Some of the FCCs listed in the FCCdb and FCCmigex consist of chemical mixtures of, e.g., polymeric molecules, stereoisomers, or structural isomers. Converting the CAS Registry Number of such mixtures into other identifiers was not always possible and could therefore result in some FCCs not being found in some sources of step 1. For example, short-chain chlorinated paraffins (SCCPs, CAS 85535-84-8) and medium-chain chlorinated paraffins (MCCPs, CAS 85535-85-9) do not have any identifiers other than CAS and were not matched in step 1, but we found ample evidence for the presence of these mixtures in humans in step 2, because they have been monitored regularly and the chemical names are reported in a standardized manner in the primary literature e.g. [82,83,84]. Nonylphenol (CAS 25154-52-3) is another example of a mixture of undefined stereoisomers and structural isomers that was not found in step 1 but prioritized in step 2. However, due to the listing of more defined nonylphenol isomers in the FCC databases as well as the metabolome/exposome databases, we decided to exclude this technical mixture from the systematic evidence map. These examples show that searches for (alternative) names and/or identifiers were helpful during the systematic evidence map and may be recommended for users of the FCChumon database.

Implications for assessing and managing FCCs

The data presented here lend support to the possible contribution of FCMs towards human exposure to FCCs. Since there are various FCCs with hazard properties of concern among the chemicals detected in humans and FCMs, their use in FCMs should be restricted to minimize human exposure. This is now recognized and currently under discussion for a few of these chemicals, including PFAS [85, 86], BPA [10, 16] and phthalates [87]. However, it does not mean that the remaining FCCs can be considered safe, as shown, e.g., by the absence of biomonitoring and hazard data for 107 (61%) and 59 (34%), respectively, of the 175 FCCs included in step 2. Importantly, even for chemicals where hazard data have been submitted to authorities there are significant data gaps for one or more hazard categories, as has been demonstrated for certain PFAS [62, 88]. For FCCs migrating into foods, such related hazard data gaps need to be filled with high priority to characterize risk on human health [89]. This is especially urgent for intentionally added FCCs found at high levels in humans, such as antioxidants and photoinitiators, and expected NIAS, such as oligomers and BADGE derivatives.

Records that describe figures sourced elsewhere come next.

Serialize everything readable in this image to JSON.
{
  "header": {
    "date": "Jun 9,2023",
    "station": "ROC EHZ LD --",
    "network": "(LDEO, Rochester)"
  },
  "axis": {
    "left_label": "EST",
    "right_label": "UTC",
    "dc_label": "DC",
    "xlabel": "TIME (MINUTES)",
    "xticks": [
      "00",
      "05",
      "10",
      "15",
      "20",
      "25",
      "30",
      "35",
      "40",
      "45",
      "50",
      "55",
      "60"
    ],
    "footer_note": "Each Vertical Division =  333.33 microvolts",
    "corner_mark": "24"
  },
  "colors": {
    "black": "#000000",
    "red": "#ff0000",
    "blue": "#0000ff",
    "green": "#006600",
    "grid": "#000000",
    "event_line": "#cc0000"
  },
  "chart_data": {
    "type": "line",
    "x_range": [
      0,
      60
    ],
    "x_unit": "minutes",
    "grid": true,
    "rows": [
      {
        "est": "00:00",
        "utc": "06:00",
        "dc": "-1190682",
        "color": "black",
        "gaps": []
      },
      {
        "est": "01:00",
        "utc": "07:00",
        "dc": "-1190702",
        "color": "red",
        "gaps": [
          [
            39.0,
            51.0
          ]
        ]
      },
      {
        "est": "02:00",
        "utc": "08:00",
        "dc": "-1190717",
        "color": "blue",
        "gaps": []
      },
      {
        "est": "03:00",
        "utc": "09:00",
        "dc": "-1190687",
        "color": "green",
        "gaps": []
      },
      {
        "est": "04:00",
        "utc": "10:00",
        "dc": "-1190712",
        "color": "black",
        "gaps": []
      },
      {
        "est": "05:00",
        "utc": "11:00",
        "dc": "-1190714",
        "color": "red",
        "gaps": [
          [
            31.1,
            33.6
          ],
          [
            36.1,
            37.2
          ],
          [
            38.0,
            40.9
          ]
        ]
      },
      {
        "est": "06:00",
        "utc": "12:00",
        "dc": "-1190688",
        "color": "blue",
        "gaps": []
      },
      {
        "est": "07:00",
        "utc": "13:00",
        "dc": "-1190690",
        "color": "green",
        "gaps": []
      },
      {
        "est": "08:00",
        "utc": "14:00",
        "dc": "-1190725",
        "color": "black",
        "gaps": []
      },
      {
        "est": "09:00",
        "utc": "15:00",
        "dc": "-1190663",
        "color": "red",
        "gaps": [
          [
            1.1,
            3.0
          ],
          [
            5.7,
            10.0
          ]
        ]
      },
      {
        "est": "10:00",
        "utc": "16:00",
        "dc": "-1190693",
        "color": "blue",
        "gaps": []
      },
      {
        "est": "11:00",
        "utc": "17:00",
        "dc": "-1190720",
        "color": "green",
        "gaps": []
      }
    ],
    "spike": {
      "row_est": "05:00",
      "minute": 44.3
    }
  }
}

In summary, this study systematically maps 3601 chemicals from different FCAs (food packaging, tableware, etc.) for which there is evidence for human exposure, and for 10,786 FCCs, no evidence could be provided at all. Only 15 FCCs have been monitored but have never been detected in humans. Based on two subsets totalling 410 FCCs, this study further identifies 105 FCCs of high concern due to their hazard properties and highlights the many data gaps related to hazards and human health risks. We make these data accessible in the user-friendly, freely accessible FCChumon dashboard, which complements our previously published FCCmigex dashboard on extractable and migrating FCCs. In combination, FCChumon and FCCmigex enable the prioritization of FCCs requiring more detailed investigations, either because they are frequently found in FCMs, despite having only little or no information on their presence in humans, or because they are measured in humans but lack hazard information. Furthermore, this evidence base supports policy and decision-making and highlights the urgent need to ban the most hazardous chemicals shown to migrate from food packaging and other types of FCAs into foods, to protect human health.